I couldn’t feel particularly upset. If I had chosen Mum’s womb, hadn’t she chosen Granny’s? We both had a chance to read the fine print, between lives. There’s plenty of time. I asked, out of politeness really, ‘Did you ever see your real father?’
‘Sometimes. In church. Obviously he’d always known who I was. I only knew about him when my mother told me the story. After that I could feel him not looking at me. If you mean did we ever have a conversation about it, then no. Nothing more than Hello and How are you? I called him Uncle Arthur.’ She looked at me a little flatly. Neither of us had touched our drink. ‘I expect you need some time to take this all in.’
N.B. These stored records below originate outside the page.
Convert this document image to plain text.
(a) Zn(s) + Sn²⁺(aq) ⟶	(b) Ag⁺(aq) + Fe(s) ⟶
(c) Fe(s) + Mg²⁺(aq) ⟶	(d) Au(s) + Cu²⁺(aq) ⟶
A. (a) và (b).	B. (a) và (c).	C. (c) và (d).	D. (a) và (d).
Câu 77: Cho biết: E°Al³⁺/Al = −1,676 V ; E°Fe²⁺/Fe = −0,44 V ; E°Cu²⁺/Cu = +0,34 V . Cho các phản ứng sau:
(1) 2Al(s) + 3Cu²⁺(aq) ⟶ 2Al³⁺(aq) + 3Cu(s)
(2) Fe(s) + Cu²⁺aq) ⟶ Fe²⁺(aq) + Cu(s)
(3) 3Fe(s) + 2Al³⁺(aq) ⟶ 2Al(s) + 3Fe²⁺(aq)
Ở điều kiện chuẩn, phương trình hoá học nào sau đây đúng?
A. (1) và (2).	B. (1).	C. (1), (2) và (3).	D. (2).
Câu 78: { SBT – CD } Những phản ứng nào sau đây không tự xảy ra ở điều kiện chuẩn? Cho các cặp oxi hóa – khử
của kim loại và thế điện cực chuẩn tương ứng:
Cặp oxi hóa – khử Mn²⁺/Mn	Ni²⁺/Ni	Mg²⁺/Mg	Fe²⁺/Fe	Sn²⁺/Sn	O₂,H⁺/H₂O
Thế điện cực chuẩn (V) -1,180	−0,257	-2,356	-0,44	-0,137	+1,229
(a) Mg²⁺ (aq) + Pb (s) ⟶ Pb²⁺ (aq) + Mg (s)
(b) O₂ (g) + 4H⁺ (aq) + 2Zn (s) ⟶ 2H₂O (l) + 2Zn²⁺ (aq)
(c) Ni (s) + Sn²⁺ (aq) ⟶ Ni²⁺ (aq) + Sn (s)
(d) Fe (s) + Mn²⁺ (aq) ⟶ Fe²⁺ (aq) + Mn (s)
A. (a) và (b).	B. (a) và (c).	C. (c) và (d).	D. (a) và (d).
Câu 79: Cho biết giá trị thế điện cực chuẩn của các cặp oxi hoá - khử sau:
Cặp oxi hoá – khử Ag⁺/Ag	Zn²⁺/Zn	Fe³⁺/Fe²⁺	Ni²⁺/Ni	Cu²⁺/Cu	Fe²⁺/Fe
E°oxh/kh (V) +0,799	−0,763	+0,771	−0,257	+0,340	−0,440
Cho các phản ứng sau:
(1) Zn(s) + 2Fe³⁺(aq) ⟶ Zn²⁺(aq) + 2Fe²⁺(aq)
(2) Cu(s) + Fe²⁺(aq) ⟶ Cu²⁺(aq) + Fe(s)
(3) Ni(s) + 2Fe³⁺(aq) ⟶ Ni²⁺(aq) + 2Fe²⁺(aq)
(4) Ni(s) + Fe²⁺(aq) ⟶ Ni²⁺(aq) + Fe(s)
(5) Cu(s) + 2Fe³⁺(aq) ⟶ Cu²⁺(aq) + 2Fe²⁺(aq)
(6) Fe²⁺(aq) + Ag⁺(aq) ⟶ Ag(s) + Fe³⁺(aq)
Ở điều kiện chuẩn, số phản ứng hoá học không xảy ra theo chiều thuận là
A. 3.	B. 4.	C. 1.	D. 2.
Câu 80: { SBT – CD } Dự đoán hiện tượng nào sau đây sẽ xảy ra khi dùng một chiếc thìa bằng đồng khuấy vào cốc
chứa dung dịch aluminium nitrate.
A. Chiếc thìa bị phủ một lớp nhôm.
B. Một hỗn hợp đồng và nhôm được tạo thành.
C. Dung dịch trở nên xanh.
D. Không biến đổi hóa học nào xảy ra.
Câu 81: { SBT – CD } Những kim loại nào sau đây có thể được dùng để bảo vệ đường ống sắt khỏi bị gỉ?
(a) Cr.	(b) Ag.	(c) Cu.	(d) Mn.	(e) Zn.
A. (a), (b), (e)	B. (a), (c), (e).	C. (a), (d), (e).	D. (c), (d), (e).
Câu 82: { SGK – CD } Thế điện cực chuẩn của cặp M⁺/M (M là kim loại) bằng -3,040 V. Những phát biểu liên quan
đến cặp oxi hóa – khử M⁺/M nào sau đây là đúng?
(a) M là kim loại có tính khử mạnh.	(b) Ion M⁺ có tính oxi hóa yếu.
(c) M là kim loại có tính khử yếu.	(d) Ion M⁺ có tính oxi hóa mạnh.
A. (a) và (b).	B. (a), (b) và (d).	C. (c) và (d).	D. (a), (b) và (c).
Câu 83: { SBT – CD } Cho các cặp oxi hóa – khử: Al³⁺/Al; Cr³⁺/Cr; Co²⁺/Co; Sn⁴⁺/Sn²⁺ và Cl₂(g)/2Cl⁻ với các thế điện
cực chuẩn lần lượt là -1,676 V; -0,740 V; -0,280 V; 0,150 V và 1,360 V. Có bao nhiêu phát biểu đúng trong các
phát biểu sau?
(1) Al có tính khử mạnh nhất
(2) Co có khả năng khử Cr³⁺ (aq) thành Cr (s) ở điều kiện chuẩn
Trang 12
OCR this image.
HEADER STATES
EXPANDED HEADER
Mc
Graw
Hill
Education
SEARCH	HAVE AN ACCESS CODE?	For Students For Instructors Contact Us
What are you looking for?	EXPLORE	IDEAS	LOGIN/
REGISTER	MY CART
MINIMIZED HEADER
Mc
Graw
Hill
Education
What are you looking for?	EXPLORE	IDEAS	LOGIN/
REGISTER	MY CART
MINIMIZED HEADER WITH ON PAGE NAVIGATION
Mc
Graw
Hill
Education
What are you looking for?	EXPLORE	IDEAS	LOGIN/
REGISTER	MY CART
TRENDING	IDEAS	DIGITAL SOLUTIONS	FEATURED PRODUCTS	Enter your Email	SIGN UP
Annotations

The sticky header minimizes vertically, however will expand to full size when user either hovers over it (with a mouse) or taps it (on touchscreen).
I didn’t think I did. I’d already taken it in, more or less. I had disappointed Mum with the evenness of my reaction. She had dropped her bombshell on the appointed day, and it had been something of a dud. The trauma fizzled, though I managed not to say, ‘Is that all?’ When Dad came in she said, ‘I’ve just been telling John about “Uncle Arthur”,’ and he only said, ‘Oh yes?’, as if this might be someone from her sewing circle. Dad was very good at letting things pass without comment, letting them more or less blow through him, and for once I followed his lead.
I don’t even remember what Mum gave me for my birthday that year — her real present was that conversation. She was issuing a sort of certificate of damage. It was official, now, that she had never had a chance of happiness, but I honestly didn’t see what it all had to do with me.
There was poignance, of course, in Mum’s status. The child of a great love, not greatly loved herself. Much was explained about her — her unending quest to be accepted by her own mother, her eagerness to get married, properly married in church and to acquire the respectability of a wife, since she had been cheated of it as a daughter. I understood better now the way Granny seemed to glide on warm and lofty currents, while Mum was always frantically flapping the middle air.
The period of impoverishment, coinciding with her early life, had obviously left its mark. It was like the period of starvation in the womb when a mother is deprived of nutrients, leaving her fœtus underdeveloped. Granny hung on to her sense of entitlement, but absolutely failed to pass it on.